STOCK FOCUS OF THE DAY
Heineken Malaysia : Results chug along BUY
We maintain our BUY recommendation with an unchanged DCF-derived fair value of RM19.80/share on Heineken Malaysia Bhd (HEIM). We leave our earnings forecast unchanged while introducing FY19F projections. We like HEIM for highly defensive earnings properties and its attractive dividend yields of 5.7-6.6% for FY17F-FY19F. HEIM recorded a 4QFY16 net profit of RM104.7mil (QoQ: 55.4%, YoY: 15.2%) bringing FY16 net profit to RM1,880mil (YoY: 6.6%). HEIM’s results key highlights included:- (1) Topline for the quarter grew by 10.1% YoY on the back of purchases tied to CNY spending. Better brand mix skewed towards HEIM’s premium brands, Heineken and Guinness boosted overall ASPs. While the better brand mix is neutral to earnings, we are pleasantly surprised over this development as it may be indicative of consumer spending displaying greater resilience than initially thought. (2) 4Q saw a favourable timing of capital adjustments, lowering overall FY16’s effective tax rate to 21.3% (vs. our assumption of 26.4%). Excluding the deviation, earnings would have fallen in line with expectations.

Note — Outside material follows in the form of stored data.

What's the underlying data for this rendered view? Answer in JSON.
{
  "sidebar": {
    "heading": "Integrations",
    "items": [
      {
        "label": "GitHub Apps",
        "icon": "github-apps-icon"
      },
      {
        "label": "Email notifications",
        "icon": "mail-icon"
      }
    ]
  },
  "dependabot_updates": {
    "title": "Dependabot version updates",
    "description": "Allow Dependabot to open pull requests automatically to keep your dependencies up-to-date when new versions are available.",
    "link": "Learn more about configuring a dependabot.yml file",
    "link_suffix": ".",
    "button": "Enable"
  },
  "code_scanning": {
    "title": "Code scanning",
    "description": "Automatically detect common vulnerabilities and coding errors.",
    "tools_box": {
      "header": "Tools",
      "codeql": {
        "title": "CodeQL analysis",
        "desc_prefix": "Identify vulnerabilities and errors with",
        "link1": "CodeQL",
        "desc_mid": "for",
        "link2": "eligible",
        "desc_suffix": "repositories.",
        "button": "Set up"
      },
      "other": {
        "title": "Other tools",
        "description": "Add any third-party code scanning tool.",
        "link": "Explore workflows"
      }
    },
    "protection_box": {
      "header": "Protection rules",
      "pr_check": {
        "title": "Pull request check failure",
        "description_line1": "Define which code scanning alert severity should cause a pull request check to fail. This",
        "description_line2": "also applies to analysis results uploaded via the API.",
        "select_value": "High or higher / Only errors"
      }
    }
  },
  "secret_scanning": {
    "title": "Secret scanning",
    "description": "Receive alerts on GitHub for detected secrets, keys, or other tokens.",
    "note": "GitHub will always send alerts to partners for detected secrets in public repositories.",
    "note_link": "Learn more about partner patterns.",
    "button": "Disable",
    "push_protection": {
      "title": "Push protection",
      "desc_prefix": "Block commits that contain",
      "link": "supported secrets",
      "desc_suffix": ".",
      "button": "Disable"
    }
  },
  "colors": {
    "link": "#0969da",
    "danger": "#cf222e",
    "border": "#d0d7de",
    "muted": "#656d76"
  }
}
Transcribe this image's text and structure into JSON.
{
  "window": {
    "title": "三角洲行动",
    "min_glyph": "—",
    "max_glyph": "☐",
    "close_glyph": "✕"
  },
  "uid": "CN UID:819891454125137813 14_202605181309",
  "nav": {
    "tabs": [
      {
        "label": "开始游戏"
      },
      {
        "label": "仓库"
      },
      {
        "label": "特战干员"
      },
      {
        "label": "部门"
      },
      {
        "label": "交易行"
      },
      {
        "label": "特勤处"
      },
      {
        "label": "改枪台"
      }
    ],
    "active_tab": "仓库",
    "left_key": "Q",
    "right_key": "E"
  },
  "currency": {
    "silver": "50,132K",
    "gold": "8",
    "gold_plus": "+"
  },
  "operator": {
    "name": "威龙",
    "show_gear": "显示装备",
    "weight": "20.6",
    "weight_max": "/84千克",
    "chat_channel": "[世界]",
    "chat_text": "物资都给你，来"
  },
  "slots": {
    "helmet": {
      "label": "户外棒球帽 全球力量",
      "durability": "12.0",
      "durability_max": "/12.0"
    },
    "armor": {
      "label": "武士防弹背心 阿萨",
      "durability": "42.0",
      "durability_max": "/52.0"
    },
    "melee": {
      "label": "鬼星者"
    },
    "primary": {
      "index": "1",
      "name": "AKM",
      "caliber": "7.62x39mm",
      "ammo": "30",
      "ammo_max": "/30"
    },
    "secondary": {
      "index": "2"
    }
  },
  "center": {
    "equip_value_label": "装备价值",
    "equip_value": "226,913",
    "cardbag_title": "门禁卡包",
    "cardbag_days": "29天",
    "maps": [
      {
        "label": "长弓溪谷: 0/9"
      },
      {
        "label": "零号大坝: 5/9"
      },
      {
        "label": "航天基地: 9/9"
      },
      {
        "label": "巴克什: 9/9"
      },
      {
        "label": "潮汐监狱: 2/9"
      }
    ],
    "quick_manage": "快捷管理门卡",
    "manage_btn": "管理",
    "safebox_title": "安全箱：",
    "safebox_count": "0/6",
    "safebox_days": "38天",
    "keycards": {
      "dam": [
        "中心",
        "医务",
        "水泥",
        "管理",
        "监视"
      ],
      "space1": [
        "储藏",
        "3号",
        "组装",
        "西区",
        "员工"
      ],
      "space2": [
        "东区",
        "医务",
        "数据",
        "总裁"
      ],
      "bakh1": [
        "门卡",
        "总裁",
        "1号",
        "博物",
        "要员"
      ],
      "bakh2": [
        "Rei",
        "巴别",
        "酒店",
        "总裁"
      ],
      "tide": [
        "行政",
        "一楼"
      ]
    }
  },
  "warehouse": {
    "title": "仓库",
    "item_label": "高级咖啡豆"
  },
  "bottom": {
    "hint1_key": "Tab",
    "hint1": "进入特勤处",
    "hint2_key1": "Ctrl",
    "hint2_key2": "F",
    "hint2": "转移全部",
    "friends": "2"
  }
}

We expect ASPs to remain unchanged given the constraints arising from recently adjusted Price Control Anti-Profiteering Act on F&B operators. Recall that ASPs were upward adjusted by 3-5% as recently as FY16 following the revision in alcohol excise duty in Mar 2016. Management expects the integration to Heineken International and as a result, access to global procurement to alleviate rising input costs. Consequently, we expect overall margins to hold steady as other operational efficiencies are expected to be realised. Key risk to our forecast includes unfavourable outcome of unresolved bills of demand with the Royal Malaysian Customs amounting to RM56.3mil or 20% of FY17F earnings. HEIM’s strong free cash flows and low net gearing level of 20% should hold it in good stead to sustain dividends.